Our environment correspondent, PAUL LUSHION, reports on how the council, despite declaring a climate emergency, is now planning to destroy open spaces and rare wildlife habitats
The council’s voracious appetite for concreting over the borough’s precious green spaces has seen it include a piece of rare chalk grassland in Purley, among the latest set of sites being brought forward by Brick by Brick.
And the council’s blundering, loss-making house-builders also want to build more blocks of flats right next to a butterfly sanctuary in New Addington which provides habitat for some of the country’s most cherished species.
In Purley, worried residents have drawn up a petition which has already attracted nearly 1,000 signatures opposing the Brick by Brick plans for the green open space at Wontford Road.
Brick by Brick – and the council – are still pushing on relentlessly with their second wave of developments, involving two dozen schemes around the borough for 374 new homes, despite the covid-19 lockdown and the council’s wholly-owned developers inability to conduct any meaningful consultations.
Public resentment is brewing, with no opportunity to meet or protest against the plans. Online consultations that have been staged by Brick by Brick during the lockdown have been roundly criticised as unsatisfactory.
The destruction of green spaces, play areas and kids’ playgrounds belie previous promises made by Alison Butler, the cabinet member for housing, and the Labour-run council that they would seek to protect and cherish the borough’s open spaces.
The development plans for someof the sites also run counter to the ecological emergency declaration made by the council leader, Tony Newman, less than a year ago.
Purley resident Nicola Vincent put together the Wontford Road petition.
She said, “Croydon Council’s ‘Habitat Action Plan’ states that their aim is to conserve, protect and restore Croydon’s chalk grasslands. Yet there are plans to build new homes on Wontford Road Green which is just that: chalk grassland.
“In their ‘Habitat Action Plan’, the council states that meadow and other species-rich grasslands now cover less than 1 per cent of the UK. They state they are an important home for pollinators, and also help to prevent floods and store carbon.”
According to Vincent, when the council’s grounds maintenance teams do the right thing and allow the grass to grow, the Green is home to a wide variety of flora and fauna, including ox-eye daisies, field scabious, hoary plantain, yarrow, red clover, bird’s foot trefoil, bladder campion, wild basil, lesser knapweed, common dog violet and swathes of meadow buttercups, while protected species of bats (which feed on the rich supply of insects in the grassland), badgers and slow worms have also been seen there.

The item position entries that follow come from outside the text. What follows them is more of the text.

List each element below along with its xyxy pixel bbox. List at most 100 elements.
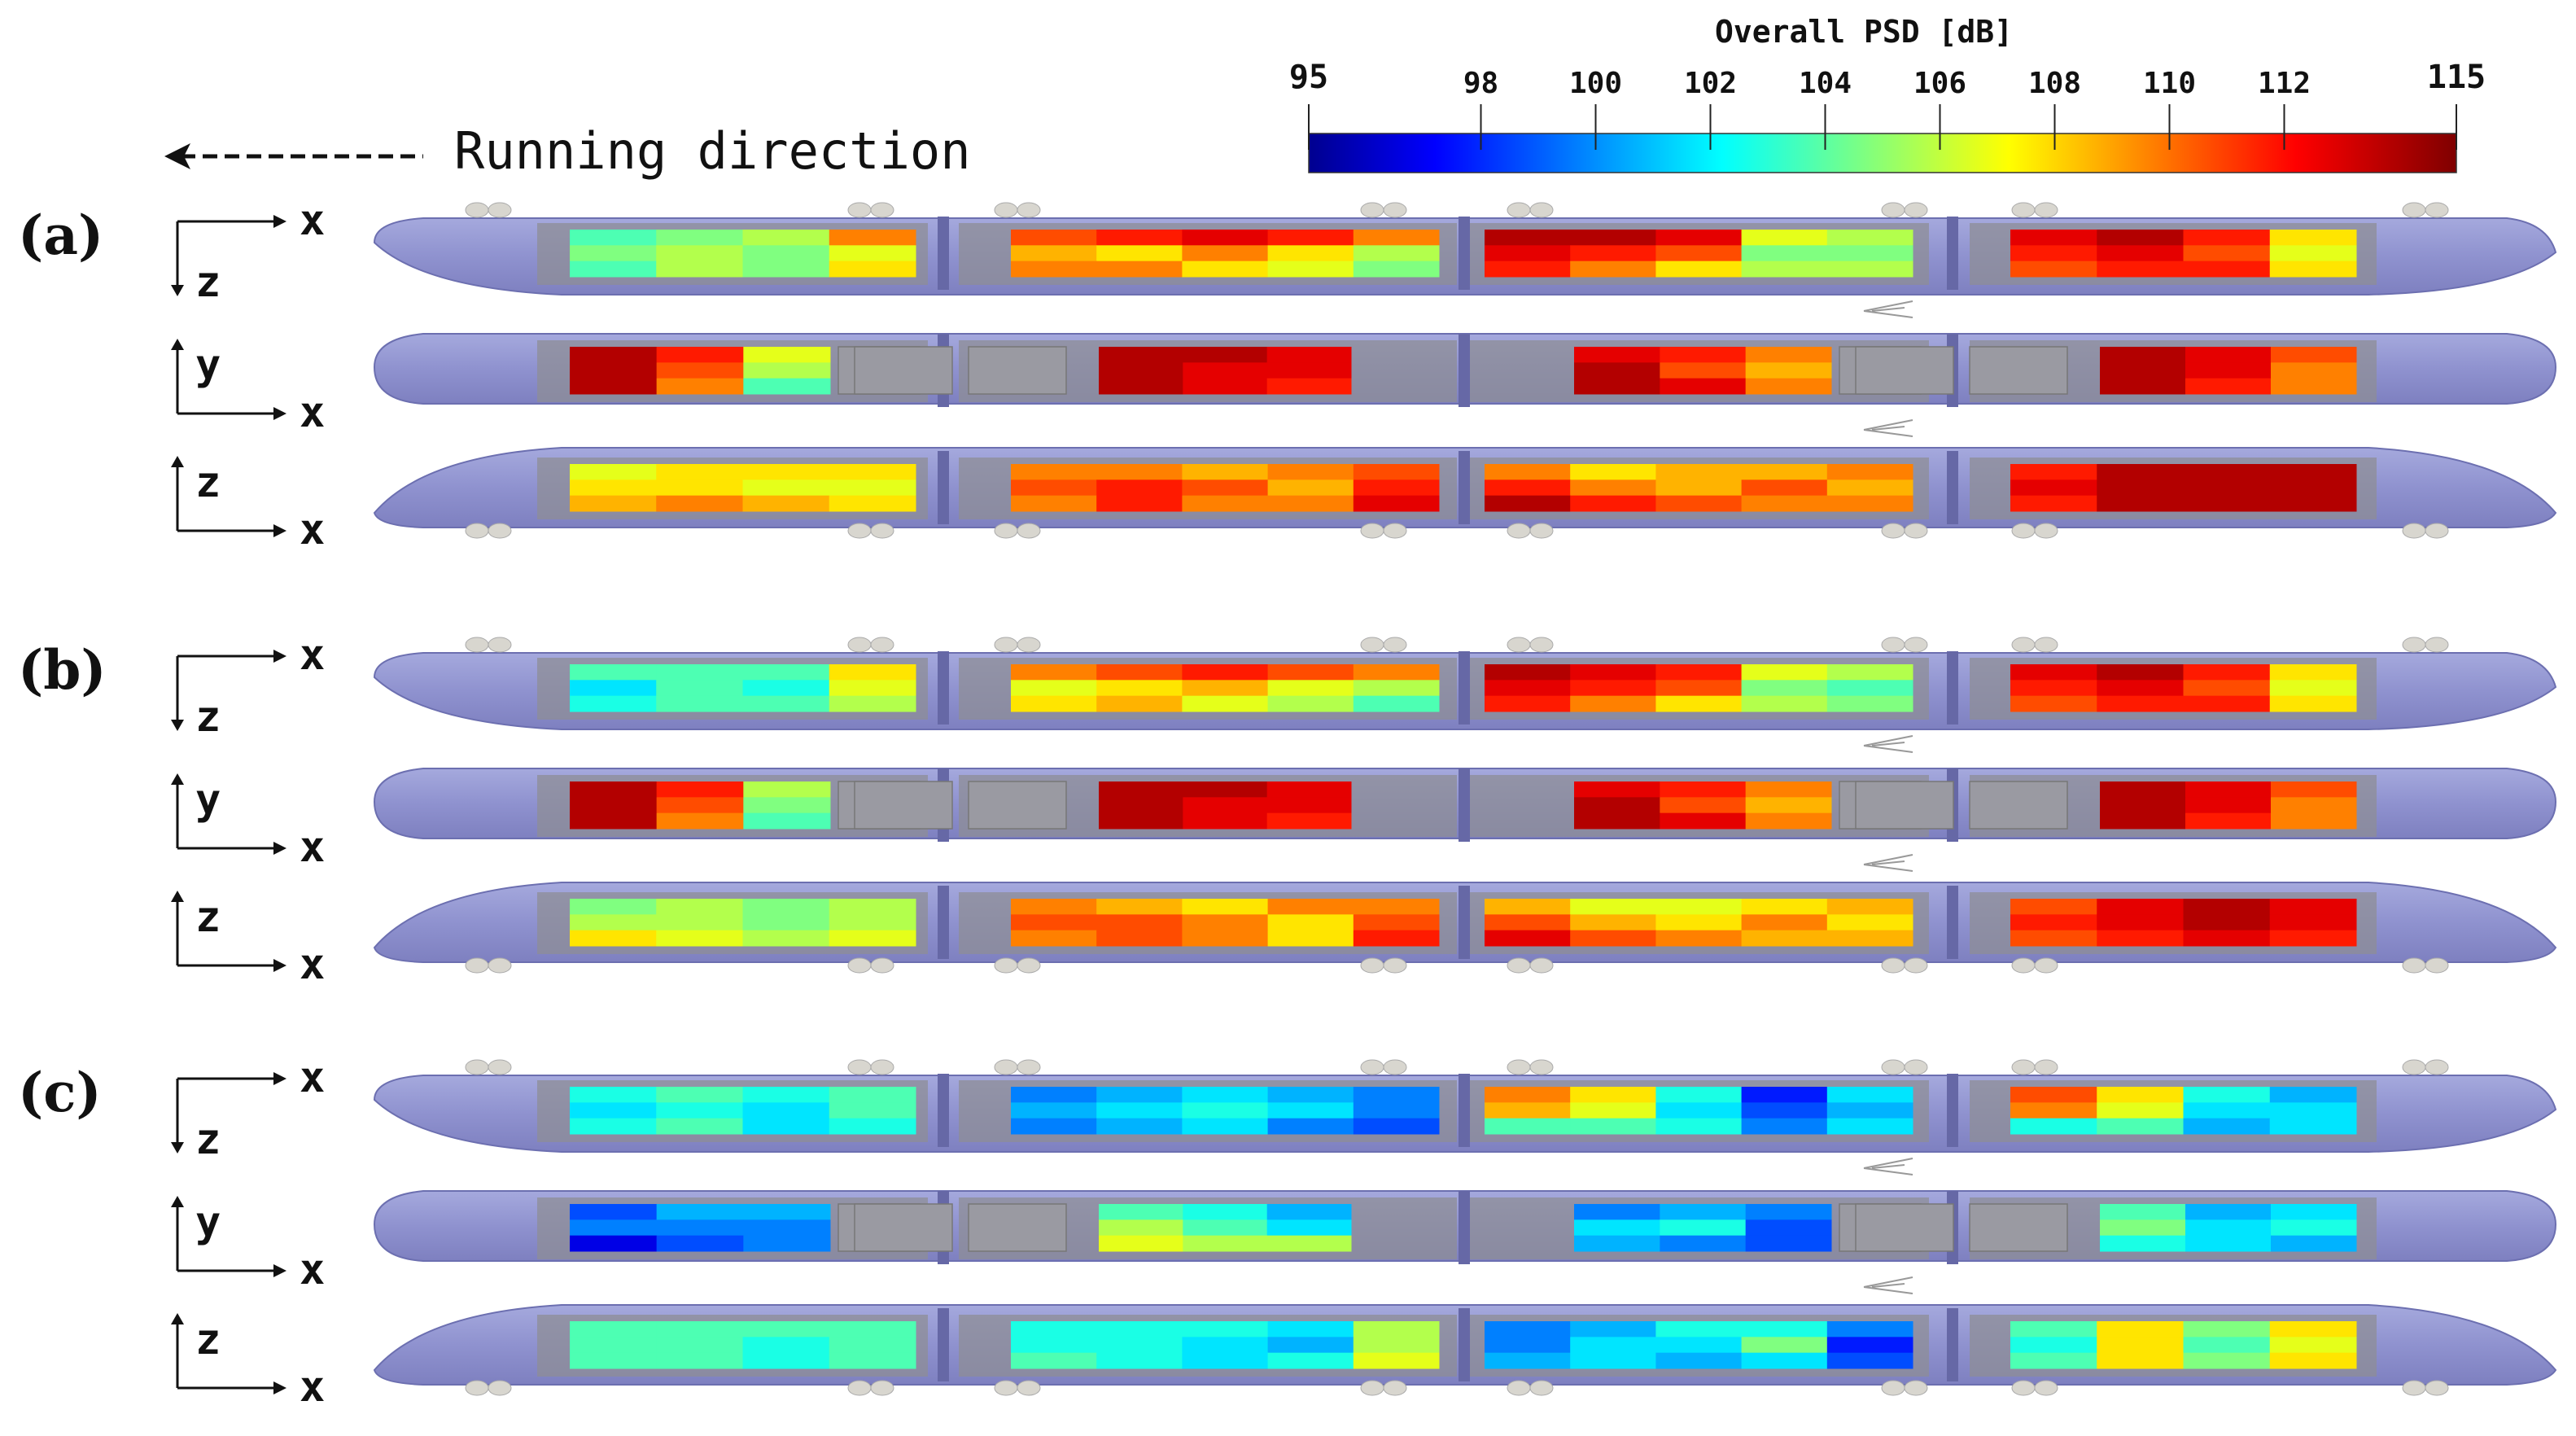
psd-patch (1182, 914, 1269, 931)
psd-patch (1485, 930, 1571, 947)
psd-patch (1741, 1118, 1828, 1135)
psd-patch (656, 899, 743, 915)
psd-patch (2183, 1321, 2271, 1337)
roof-equipment (968, 1203, 1067, 1252)
psd-patch (1574, 1219, 1660, 1237)
psd-patch (1182, 1352, 1269, 1369)
psd-patch (1745, 797, 1832, 814)
psd-patch (656, 930, 743, 947)
psd-patch (2269, 1102, 2357, 1119)
roof-equipment (968, 346, 1067, 395)
psd-patch (742, 495, 830, 512)
psd-patch (1655, 1352, 1743, 1369)
psd-patch (1655, 1321, 1743, 1337)
axis-letter: z (195, 1316, 221, 1364)
bogie-icon (1507, 1059, 1554, 1075)
axis-arrowhead-icon (171, 1196, 184, 1207)
psd-patch (2097, 695, 2184, 712)
psd-patch (1096, 245, 1183, 262)
psd-patch (1267, 680, 1354, 697)
psd-patch (1570, 245, 1656, 262)
psd-patch (1099, 347, 1183, 363)
psd-patch (1182, 695, 1269, 712)
bogie-icon (994, 637, 1041, 653)
psd-patch (570, 797, 658, 814)
psd-patch (1570, 930, 1656, 947)
psd-patch (1741, 695, 1828, 712)
psd-patch (1826, 230, 1913, 246)
axis-letter: z (195, 693, 221, 742)
psd-patch (1011, 230, 1097, 246)
psd-patch (1570, 1352, 1656, 1369)
psd-patch (829, 680, 916, 697)
psd-patch (2010, 260, 2097, 278)
psd-patch (1011, 914, 1097, 931)
psd-patch (1182, 1102, 1269, 1119)
axis-letter: x (300, 631, 325, 680)
psd-patch (1660, 1204, 1747, 1220)
psd-patch (1485, 695, 1571, 712)
axis-triad: xz (171, 196, 325, 307)
psd-patch (2010, 1321, 2097, 1337)
bogie-icon (1360, 1059, 1407, 1075)
psd-patch (1826, 695, 1913, 712)
bogie-icon (1507, 202, 1554, 218)
psd-patch (2185, 797, 2272, 814)
psd-patch (1741, 245, 1828, 262)
psd-patch (2183, 495, 2271, 512)
psd-patch (1182, 680, 1269, 697)
psd-patch (1096, 230, 1183, 246)
psd-patch (1353, 695, 1440, 712)
psd-patch (1655, 680, 1743, 697)
bogie-icon (2402, 637, 2449, 653)
psd-patch (570, 1235, 658, 1252)
psd-patch (2271, 781, 2357, 798)
psd-patch (1570, 899, 1656, 915)
psd-patch (570, 1102, 657, 1119)
psd-patch (1826, 899, 1913, 915)
psd-patch (570, 464, 657, 480)
psd-patch (1826, 245, 1913, 262)
psd-patch (656, 495, 743, 512)
psd-patch (1096, 1337, 1183, 1354)
axis-triad: xy (171, 339, 325, 437)
psd-patch (743, 797, 831, 814)
bogie-icon (2402, 202, 2449, 218)
psd-patch (1011, 260, 1097, 278)
psd-patch (570, 378, 658, 395)
psd-patch (1182, 245, 1269, 262)
car-gap (938, 1308, 949, 1381)
psd-patch (1353, 1102, 1440, 1119)
psd-patch (1741, 260, 1828, 278)
psd-patch (1267, 914, 1354, 931)
axis-letter: x (300, 1246, 325, 1294)
psd-patch (2097, 464, 2184, 480)
psd-patch (829, 1087, 916, 1103)
psd-patch (742, 899, 830, 915)
psd-patch (1485, 1102, 1571, 1119)
train-view-side-bottom: xz (171, 854, 2557, 989)
bogie-icon (1360, 1380, 1407, 1396)
pantograph-icon (1863, 1158, 1913, 1176)
psd-patch (2269, 664, 2357, 681)
bogie-icon (2402, 957, 2449, 974)
psd-patch (2010, 914, 2097, 931)
psd-patch (1485, 479, 1571, 497)
axis-arrowhead-icon (171, 891, 184, 902)
colorbar-tick-label: 112 (2258, 67, 2311, 100)
psd-patch (1096, 899, 1183, 915)
panel-label: (a) (18, 204, 103, 267)
train-view-side-top: xz (171, 1053, 2557, 1176)
axis-triad: xz (171, 1053, 325, 1164)
psd-patch (742, 680, 830, 697)
psd-patch (1574, 781, 1660, 798)
psd-patch (656, 230, 743, 246)
bogie-icon (847, 1059, 894, 1075)
psd-patch (2269, 695, 2357, 712)
psd-patch (2010, 899, 2097, 915)
axis-arrowhead-icon (171, 720, 184, 731)
car-gap (938, 1074, 949, 1147)
axis-arrowhead-icon (273, 215, 286, 228)
axis-arrowhead-icon (171, 773, 184, 785)
psd-patch (1485, 1118, 1571, 1135)
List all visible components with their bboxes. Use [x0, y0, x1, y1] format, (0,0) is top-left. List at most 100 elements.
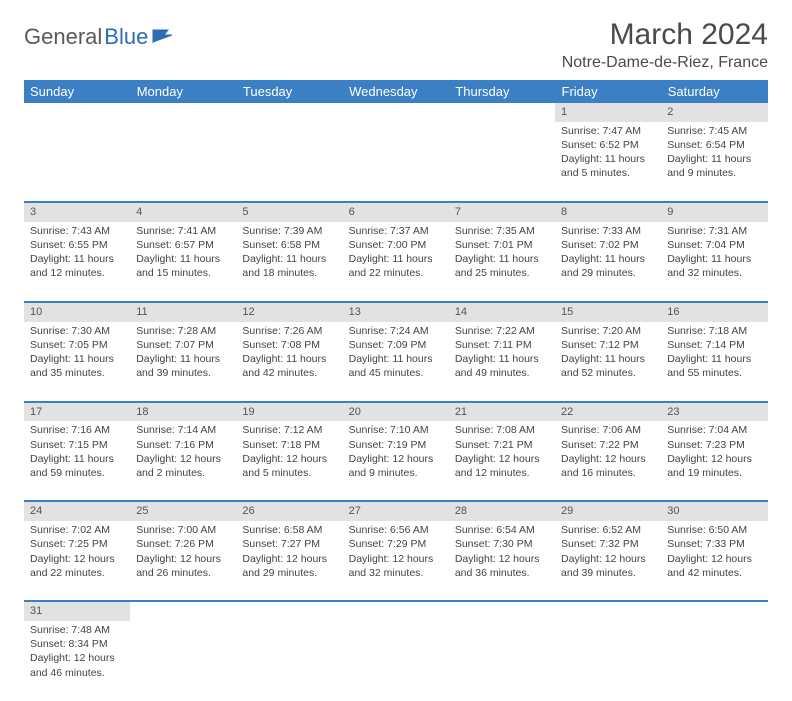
sunset-text: Sunset: 6:54 PM — [667, 138, 761, 152]
day1-text: Daylight: 11 hours — [561, 352, 655, 366]
day2-text: and 5 minutes. — [242, 466, 336, 480]
sunrise-text: Sunrise: 6:56 AM — [349, 523, 443, 537]
day-cell-content: Sunrise: 7:43 AMSunset: 6:55 PMDaylight:… — [24, 222, 130, 285]
sunset-text: Sunset: 7:33 PM — [667, 537, 761, 551]
day-cell-content: Sunrise: 6:50 AMSunset: 7:33 PMDaylight:… — [661, 521, 767, 584]
sunrise-text: Sunrise: 7:08 AM — [455, 423, 549, 437]
day-number-cell: 1 — [555, 103, 661, 122]
day-number: 23 — [667, 406, 679, 418]
day-cell-content: Sunrise: 7:00 AMSunset: 7:26 PMDaylight:… — [130, 521, 236, 584]
sunrise-text: Sunrise: 7:16 AM — [30, 423, 124, 437]
day-cell: Sunrise: 7:33 AMSunset: 7:02 PMDaylight:… — [555, 222, 661, 302]
day-number-cell — [343, 601, 449, 621]
day-number-cell: 23 — [661, 402, 767, 422]
day-number-cell: 10 — [24, 302, 130, 322]
day-number-cell: 8 — [555, 202, 661, 222]
day-cell: Sunrise: 7:14 AMSunset: 7:16 PMDaylight:… — [130, 421, 236, 501]
day-cell-content: Sunrise: 6:54 AMSunset: 7:30 PMDaylight:… — [449, 521, 555, 584]
sunset-text: Sunset: 7:29 PM — [349, 537, 443, 551]
day-cell: Sunrise: 7:06 AMSunset: 7:22 PMDaylight:… — [555, 421, 661, 501]
day-cell: Sunrise: 7:35 AMSunset: 7:01 PMDaylight:… — [449, 222, 555, 302]
sunset-text: Sunset: 7:11 PM — [455, 338, 549, 352]
day-cell-content: Sunrise: 6:58 AMSunset: 7:27 PMDaylight:… — [236, 521, 342, 584]
sunrise-text: Sunrise: 7:06 AM — [561, 423, 655, 437]
sunset-text: Sunset: 7:08 PM — [242, 338, 336, 352]
sunset-text: Sunset: 7:21 PM — [455, 438, 549, 452]
day-number-cell: 19 — [236, 402, 342, 422]
sunrise-text: Sunrise: 7:12 AM — [242, 423, 336, 437]
day-cell: Sunrise: 6:52 AMSunset: 7:32 PMDaylight:… — [555, 521, 661, 601]
day-content-row: Sunrise: 7:30 AMSunset: 7:05 PMDaylight:… — [24, 322, 768, 402]
day-cell: Sunrise: 7:16 AMSunset: 7:15 PMDaylight:… — [24, 421, 130, 501]
day-number-row: 24252627282930 — [24, 501, 768, 521]
day-number-cell: 15 — [555, 302, 661, 322]
day-cell: Sunrise: 7:02 AMSunset: 7:25 PMDaylight:… — [24, 521, 130, 601]
day-number-cell: 9 — [661, 202, 767, 222]
day-cell: Sunrise: 7:28 AMSunset: 7:07 PMDaylight:… — [130, 322, 236, 402]
day2-text: and 36 minutes. — [455, 566, 549, 580]
day1-text: Daylight: 11 hours — [455, 352, 549, 366]
day-cell-content: Sunrise: 7:10 AMSunset: 7:19 PMDaylight:… — [343, 421, 449, 484]
sunrise-text: Sunrise: 7:48 AM — [30, 623, 124, 637]
day2-text: and 9 minutes. — [349, 466, 443, 480]
day-number-cell: 13 — [343, 302, 449, 322]
day-number-cell: 24 — [24, 501, 130, 521]
day-number-cell: 21 — [449, 402, 555, 422]
day2-text: and 22 minutes. — [30, 566, 124, 580]
day-number-cell — [449, 103, 555, 122]
day-number: 4 — [136, 206, 142, 218]
day-cell-content: Sunrise: 7:02 AMSunset: 7:25 PMDaylight:… — [24, 521, 130, 584]
day2-text: and 59 minutes. — [30, 466, 124, 480]
day-cell: Sunrise: 7:04 AMSunset: 7:23 PMDaylight:… — [661, 421, 767, 501]
sunset-text: Sunset: 7:00 PM — [349, 238, 443, 252]
day-cell — [343, 122, 449, 202]
sunrise-text: Sunrise: 7:00 AM — [136, 523, 230, 537]
sunset-text: Sunset: 7:18 PM — [242, 438, 336, 452]
day1-text: Daylight: 12 hours — [455, 552, 549, 566]
day-cell: Sunrise: 7:24 AMSunset: 7:09 PMDaylight:… — [343, 322, 449, 402]
day1-text: Daylight: 12 hours — [349, 552, 443, 566]
weekday-header: Tuesday — [236, 80, 342, 103]
day-number-cell: 14 — [449, 302, 555, 322]
day2-text: and 29 minutes. — [242, 566, 336, 580]
day-cell: Sunrise: 7:30 AMSunset: 7:05 PMDaylight:… — [24, 322, 130, 402]
day-number-cell: 20 — [343, 402, 449, 422]
day-number: 9 — [667, 206, 673, 218]
day-cell — [449, 122, 555, 202]
day1-text: Daylight: 11 hours — [561, 152, 655, 166]
month-title: March 2024 — [562, 18, 768, 52]
day-number-row: 31 — [24, 601, 768, 621]
day-cell — [343, 621, 449, 701]
sunset-text: Sunset: 7:07 PM — [136, 338, 230, 352]
weekday-header: Thursday — [449, 80, 555, 103]
day1-text: Daylight: 11 hours — [349, 352, 443, 366]
day1-text: Daylight: 12 hours — [136, 552, 230, 566]
day1-text: Daylight: 11 hours — [30, 352, 124, 366]
day-number-cell — [236, 103, 342, 122]
day-number: 22 — [561, 406, 573, 418]
day2-text: and 12 minutes. — [30, 266, 124, 280]
day-content-row: Sunrise: 7:43 AMSunset: 6:55 PMDaylight:… — [24, 222, 768, 302]
sunset-text: Sunset: 7:22 PM — [561, 438, 655, 452]
sunrise-text: Sunrise: 7:18 AM — [667, 324, 761, 338]
day-number: 17 — [30, 406, 42, 418]
day2-text: and 9 minutes. — [667, 166, 761, 180]
day-number-cell — [130, 103, 236, 122]
day1-text: Daylight: 12 hours — [349, 452, 443, 466]
sunrise-text: Sunrise: 7:24 AM — [349, 324, 443, 338]
sunset-text: Sunset: 8:34 PM — [30, 637, 124, 651]
day-number: 3 — [30, 206, 36, 218]
day-cell-content: Sunrise: 7:47 AMSunset: 6:52 PMDaylight:… — [555, 122, 661, 185]
day-number: 8 — [561, 206, 567, 218]
day-number: 2 — [667, 106, 673, 118]
day-number: 5 — [242, 206, 248, 218]
day-number: 10 — [30, 306, 42, 318]
day-number-cell — [555, 601, 661, 621]
sunrise-text: Sunrise: 7:43 AM — [30, 224, 124, 238]
sunrise-text: Sunrise: 7:41 AM — [136, 224, 230, 238]
sunrise-text: Sunrise: 7:31 AM — [667, 224, 761, 238]
sunset-text: Sunset: 7:32 PM — [561, 537, 655, 551]
day-cell-content: Sunrise: 7:14 AMSunset: 7:16 PMDaylight:… — [130, 421, 236, 484]
weekday-header: Wednesday — [343, 80, 449, 103]
day-cell-content: Sunrise: 7:35 AMSunset: 7:01 PMDaylight:… — [449, 222, 555, 285]
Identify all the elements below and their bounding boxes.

“We also have roe deer and tawny owls that you can hear at night,” Vincent said. “There have been sightings of the Jersey tiger moth, which is nationally scarce, and the chalk hill blue butterfly, a flagship species in the ‘Habitat Action Plan’.”
And she adds: “The plans to build are not only a threat to the natural environment but will also have a negative impact on the local community. The proposed plans of nine houses and a four-storey block of flats are totally out of keeping with the area.”
Locals have even done what the council, and Butler, asked them to do by nominating the Green as a ‘Local Green Space’, which was supposed to be protected by the council.
“Very soon after our application, Brick by Brick delivered leaflets informing the neighbourhood that they had plans to build on it. The reviews for our nomination as a ‘Local Green Space’ won’t occur until 2021.
“Our voice is being totally ignored.
“This green is a natural beauty spot, it’s astonishing it should even be considered for development.”